Em 1909, a família Custodio de Oliveira chegou aos Campos do Mourão. No início trabalharam para José Luiz Pereira. Depois tomaram posse de pequenas áreas e derrubaram a mata. Plantavam café, criavam porcos e faziam roça de arroz, feijão, milho, mandioca e tudo que precisavam para alimentar as poucas pessoas que moravam espalhadas pela região de Campo Mourão.
“Meu avô, pai e tios, pelo que falavam, imaginavam isso aqui uma pastagem enorme e boa para criar gado. Partiram por estradinhas do interior de São Paulo e caminhos dentro do Paraná, no lombo de animais, cavalos, mulas de cargas e carros-de-boi. Peregrinaram quase um ano, com mulheres e crianças. Acampavam, comiam e dormiam onde anoitecia e no clarear do dia, já estavam no trecho.
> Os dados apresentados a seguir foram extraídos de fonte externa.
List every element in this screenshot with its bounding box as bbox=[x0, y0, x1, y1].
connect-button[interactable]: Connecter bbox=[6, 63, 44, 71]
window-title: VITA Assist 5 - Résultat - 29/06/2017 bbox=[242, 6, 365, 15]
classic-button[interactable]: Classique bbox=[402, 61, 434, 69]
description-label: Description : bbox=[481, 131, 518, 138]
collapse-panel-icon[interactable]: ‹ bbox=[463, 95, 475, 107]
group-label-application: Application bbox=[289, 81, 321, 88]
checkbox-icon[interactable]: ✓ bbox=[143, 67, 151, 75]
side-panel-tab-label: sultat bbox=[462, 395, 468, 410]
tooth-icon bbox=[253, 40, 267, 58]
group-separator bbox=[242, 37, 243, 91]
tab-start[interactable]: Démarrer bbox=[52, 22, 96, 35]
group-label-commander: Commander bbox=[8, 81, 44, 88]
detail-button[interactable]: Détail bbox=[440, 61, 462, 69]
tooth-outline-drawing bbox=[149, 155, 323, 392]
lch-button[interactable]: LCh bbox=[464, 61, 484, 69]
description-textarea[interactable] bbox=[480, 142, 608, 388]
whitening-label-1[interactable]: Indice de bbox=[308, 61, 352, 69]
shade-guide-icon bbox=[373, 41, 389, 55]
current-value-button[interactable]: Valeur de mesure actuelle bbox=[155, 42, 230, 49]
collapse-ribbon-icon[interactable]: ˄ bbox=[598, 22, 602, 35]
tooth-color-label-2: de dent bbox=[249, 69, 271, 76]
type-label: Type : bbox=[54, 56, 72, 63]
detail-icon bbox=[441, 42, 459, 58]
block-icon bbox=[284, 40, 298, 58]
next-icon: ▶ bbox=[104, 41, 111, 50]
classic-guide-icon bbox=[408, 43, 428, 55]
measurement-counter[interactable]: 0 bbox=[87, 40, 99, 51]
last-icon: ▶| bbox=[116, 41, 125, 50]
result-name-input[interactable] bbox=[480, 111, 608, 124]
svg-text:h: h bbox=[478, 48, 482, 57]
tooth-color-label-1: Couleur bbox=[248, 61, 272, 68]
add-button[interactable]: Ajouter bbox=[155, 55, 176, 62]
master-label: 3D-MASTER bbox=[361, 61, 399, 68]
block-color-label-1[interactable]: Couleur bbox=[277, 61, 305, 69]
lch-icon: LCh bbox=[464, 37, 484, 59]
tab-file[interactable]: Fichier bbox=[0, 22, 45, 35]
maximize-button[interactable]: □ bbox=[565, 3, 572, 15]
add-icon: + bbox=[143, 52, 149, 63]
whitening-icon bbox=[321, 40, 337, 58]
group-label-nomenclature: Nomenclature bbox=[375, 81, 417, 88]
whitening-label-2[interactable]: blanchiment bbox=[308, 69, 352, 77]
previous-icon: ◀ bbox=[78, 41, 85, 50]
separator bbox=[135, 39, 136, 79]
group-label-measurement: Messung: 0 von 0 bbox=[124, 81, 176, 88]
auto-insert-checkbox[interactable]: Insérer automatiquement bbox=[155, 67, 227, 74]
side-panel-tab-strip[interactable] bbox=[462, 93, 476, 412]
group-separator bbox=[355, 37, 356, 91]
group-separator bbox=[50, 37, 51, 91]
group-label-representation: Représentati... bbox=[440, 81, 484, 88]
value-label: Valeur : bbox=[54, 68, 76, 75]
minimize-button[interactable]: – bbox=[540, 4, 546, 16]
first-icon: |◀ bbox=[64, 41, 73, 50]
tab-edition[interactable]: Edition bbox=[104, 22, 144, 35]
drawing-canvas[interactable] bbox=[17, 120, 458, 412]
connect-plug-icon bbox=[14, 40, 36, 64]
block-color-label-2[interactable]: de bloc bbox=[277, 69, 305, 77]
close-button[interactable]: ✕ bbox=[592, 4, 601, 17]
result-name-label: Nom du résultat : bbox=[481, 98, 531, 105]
Minha mãe contava detalhes de Pitanga e de Campo Mourão. Conheceu o índio Bandeira, chamado de capitão, que quer dizer chefe dos bugres (índio) que acampavam no Campo Bandeira. Ela conheceu o chefe dos índios em Pitanga, antes de chegar em Campo Mourão. Lá existia muito bugre. Depois sumiram lá pras bandas de Laranjeiras do Sul por causa da invasão dos brancos que foram tomando conta da terra deles. Deu muita briga e mataram muitos bugres. Eu nasci no dia 20 de janeiro de 1915, na Campina dos Teodoro, num casebre de pau-a-pique e chão de terra socada, na cabeceira do Rio Pingo d’Água”, destaca Sebastião Custodio de Oliveira. “A primeira capelinha foi de pau e sapé, por ali no Jardim Santa Cruz, onde tem uma gruta de pedra. Tinha um cruzeiro grande de cedro verde. Cabia só umas cinco pessoas. De vez em quando, se passavam anos, aparecia um padre por ali e rezava uma missa. Fazia batizados e casamentos, tudo de uma vez. Não tinha nem parede dos lados do rancho da capela. Quem tinha recebido uma graça e cura, aproveitava pra pagar as promessa à Santa Cruz. Os padres vinham de tempos em tempos de Guarapuava. Paravam nos ranchos, muito distantes uns dos outros, pelas beiras das picadas”.
“Os ranchos que a gente morava no começo, eram feitos de troncos de palmito partidos no meio, de paus cortados no mato, amarrados com cipó e cobertos com folhas de palmito. O chão era de terra. O fogão a gente fazia de barro, um buraco no meio e uma chapa de ferro em cima. As panelas eram de ferro preto. As camas, as gamelas, cadeiras, mesa e as prateleiras, eram tudo de pau”, descreve Eugenio Custodio de Oliveira, nascido em 27 de dezembro de 1923.
Fonte: BATHKE JÜNIOR, Wille. Família Custodio de Oliveira, 47. Tribuna do Interior, Campo Mourão, 21 de jul. de 2002. p. 2c. Especial: Projeto Raízes.